Due to technological difficulties surrounding DDH analysis, comparative analysis of 16S rRNA genes, highly conserved genes within all bacteria, succeeded this method (27, 28), and it was widely accepted as the next gold standard in this field. Importantly, analysis of 16S rRNA gene sequences in BoNT-producing clostridia confirmed the previous relationships based upon phenotypic characteristics and DDH techniques (Fig. 1A). (see also Table S1 in the supplemental material) While 16S rRNA gene analysis has proven extremely useful in bacterial evolutionary analysis, it is a single-gene analysis that is less than comprehensive and lacks discriminatory power at lower taxonomic levels.

FIG 1

Dendrograms of BoNT-producing bacteria and closely related isolates. DNA sequence analysis of 54 isolates using 16S rRNA gene sequences (aligned with MUSCLE [32]) and maximum-likelihood analysis (IQ-TREE [33, 34]) (A) and using whole-genome sequences to estimate average nucleotide identity (ANI) with Mash (k = 21, s = 1,000,000) (30) followed by clustering with the unweighted pair group method with arithmetic mean (UPGMA) within QIIME (35) (B). Both methods separate the isolates into 7 taxonomic categories consistent with the historical species designations.

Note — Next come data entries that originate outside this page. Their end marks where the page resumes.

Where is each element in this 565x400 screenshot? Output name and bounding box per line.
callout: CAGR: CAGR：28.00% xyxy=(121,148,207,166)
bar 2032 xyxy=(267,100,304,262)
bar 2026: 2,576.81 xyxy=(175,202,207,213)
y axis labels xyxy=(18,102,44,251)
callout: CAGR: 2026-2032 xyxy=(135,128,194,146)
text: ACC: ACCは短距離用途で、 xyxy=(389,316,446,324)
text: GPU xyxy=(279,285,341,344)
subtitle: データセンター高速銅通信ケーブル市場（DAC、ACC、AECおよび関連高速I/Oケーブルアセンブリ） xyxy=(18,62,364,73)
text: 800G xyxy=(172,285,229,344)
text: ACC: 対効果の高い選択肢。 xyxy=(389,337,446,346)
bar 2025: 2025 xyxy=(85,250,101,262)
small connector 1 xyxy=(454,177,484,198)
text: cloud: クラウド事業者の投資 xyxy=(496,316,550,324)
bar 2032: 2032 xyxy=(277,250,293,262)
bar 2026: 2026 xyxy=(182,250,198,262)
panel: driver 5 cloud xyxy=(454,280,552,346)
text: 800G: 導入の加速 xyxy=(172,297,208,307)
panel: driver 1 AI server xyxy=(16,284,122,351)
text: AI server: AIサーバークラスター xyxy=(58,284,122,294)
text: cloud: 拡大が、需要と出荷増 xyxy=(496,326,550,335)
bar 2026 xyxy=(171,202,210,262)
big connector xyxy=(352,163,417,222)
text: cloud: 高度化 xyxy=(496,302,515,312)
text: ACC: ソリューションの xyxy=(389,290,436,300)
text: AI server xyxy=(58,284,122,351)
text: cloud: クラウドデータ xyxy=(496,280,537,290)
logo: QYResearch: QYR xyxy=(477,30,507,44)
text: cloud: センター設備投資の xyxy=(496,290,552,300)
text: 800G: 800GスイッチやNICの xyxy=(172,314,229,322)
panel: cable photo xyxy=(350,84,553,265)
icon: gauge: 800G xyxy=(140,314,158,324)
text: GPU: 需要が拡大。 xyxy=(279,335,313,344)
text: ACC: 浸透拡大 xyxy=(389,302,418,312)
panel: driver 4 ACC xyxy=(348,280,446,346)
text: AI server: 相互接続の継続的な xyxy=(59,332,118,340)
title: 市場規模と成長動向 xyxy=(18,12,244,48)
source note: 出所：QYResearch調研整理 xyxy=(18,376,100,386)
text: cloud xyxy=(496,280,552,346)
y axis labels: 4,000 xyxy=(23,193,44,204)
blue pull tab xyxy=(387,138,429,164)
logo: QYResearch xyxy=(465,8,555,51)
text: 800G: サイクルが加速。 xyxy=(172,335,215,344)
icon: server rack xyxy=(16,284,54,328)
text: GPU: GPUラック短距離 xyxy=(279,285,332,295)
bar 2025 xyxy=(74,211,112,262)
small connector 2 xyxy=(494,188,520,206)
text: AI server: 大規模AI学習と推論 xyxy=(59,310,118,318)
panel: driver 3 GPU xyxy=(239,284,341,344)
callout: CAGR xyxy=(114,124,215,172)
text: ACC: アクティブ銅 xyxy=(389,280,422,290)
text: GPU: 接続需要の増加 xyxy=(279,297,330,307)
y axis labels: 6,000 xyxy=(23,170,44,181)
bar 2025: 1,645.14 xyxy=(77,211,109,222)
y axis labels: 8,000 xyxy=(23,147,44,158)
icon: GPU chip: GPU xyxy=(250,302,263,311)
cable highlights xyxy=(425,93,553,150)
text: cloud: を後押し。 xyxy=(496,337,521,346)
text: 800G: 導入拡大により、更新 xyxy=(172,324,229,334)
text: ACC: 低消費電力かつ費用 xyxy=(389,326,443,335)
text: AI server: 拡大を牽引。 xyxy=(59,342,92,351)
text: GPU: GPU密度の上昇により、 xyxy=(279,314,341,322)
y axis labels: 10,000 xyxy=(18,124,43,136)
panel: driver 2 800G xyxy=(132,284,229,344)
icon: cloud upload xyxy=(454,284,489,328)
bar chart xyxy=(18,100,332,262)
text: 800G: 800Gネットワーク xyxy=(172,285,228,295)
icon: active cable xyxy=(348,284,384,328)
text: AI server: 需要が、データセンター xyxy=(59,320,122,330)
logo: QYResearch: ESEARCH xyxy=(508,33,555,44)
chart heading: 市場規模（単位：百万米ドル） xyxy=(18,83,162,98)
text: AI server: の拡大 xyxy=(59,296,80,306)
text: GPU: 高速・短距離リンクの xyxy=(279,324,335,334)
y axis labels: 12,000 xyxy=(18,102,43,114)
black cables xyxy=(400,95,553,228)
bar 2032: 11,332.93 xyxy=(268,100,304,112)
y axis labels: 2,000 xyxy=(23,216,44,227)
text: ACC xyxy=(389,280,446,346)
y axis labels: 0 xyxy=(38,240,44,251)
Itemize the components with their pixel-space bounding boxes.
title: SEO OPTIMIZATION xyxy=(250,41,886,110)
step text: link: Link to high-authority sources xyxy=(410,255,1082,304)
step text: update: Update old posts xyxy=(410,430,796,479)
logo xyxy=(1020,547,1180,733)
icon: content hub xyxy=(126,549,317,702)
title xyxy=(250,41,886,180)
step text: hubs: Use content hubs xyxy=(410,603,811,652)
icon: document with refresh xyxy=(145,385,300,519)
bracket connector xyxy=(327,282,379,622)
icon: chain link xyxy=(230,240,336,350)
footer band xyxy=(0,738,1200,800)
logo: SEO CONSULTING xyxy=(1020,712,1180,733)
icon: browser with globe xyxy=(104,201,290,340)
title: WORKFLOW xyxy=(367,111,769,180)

Clostridial strains analyzed in Fig. 1. Download Table S1, PDF file, 0.05 MB.

Whole-genome sequencing (WGS) is now very common and provides the maximum level of genetic resolution for phylogenetic and systematic classification. WGS data analysis methods can target particular genome features and employ different evolutionary models to generate sophisticated insights into bacterial biology. One simple approach that merely uses genome similarity is pairwise average nucleotide identity (ANI) analysis (29). ANI analysis is an in silico phenetic methodology that compares bacterial genomic sequences for similarity, in much the same fashion that DDH did in the laboratory. While phenetic methods are considered weaker for phylogenetic inference, they work well for classification when the taxonomic groups are distinct and well separated in evolutionary time. This appears to be true for the BoNT-producing clostridia, and ANI analysis (estimations with Mash [30]) has confirmed earlier species designations and determined that earlier group designations are consistent with distinct species (Fig. 1B).

It is now well documented that there are seven distinct clostridial species capable of producing botulinum neurotoxins and that the botulinum toxin types produced are independent from the bacteria producing them. The idea that these bacterial groups are in fact several distinct species is now widely accepted and has historical precedence (1, 2, 5). The use of arbitrary group names that have no taxonomic status should cease and be replaced by Latin binomial nomenclature that has already been associated with these groups. We suggest the following: (i) that proteolytic C. botulinum group I species be referred to as Clostridium parabotulinum; (ii) that the Clostridium botulinum designation be restricted to the nonproteolytic group II organisms; (iii) that the BoNT/C- and BoNT/D-producing bacteria be included in the newly proposed species “C. novyi sensu lato” due to their documented close relationship with C. novyi, as Skarin et al. proposed (31), which would place these organisms genetically within the larger group of bacteria that includes classic C. novyi strains; and (iv) that the remaining BoNT-producing species (C. argentinense, C. baratii, C. butyricum, and C. sporogenes) retain their individual species names. As there are both toxic and nontoxic members within each of these species, the proposed changes provide the advantage that they do not rely solely on the expression of botulinum neurotoxin. For clarification, we further propose that BoNT-producing bacterial strains be additionally identified using the toxin type and/or subtype, such as “C. parabotulinum BoNT A1” or “C. baratii BoNT F,” to distinguish between toxic and nontoxic members. Adoption of these proposed species names will assist in clarification of the existing known organisms and provide a framework for the classification of future discoveries.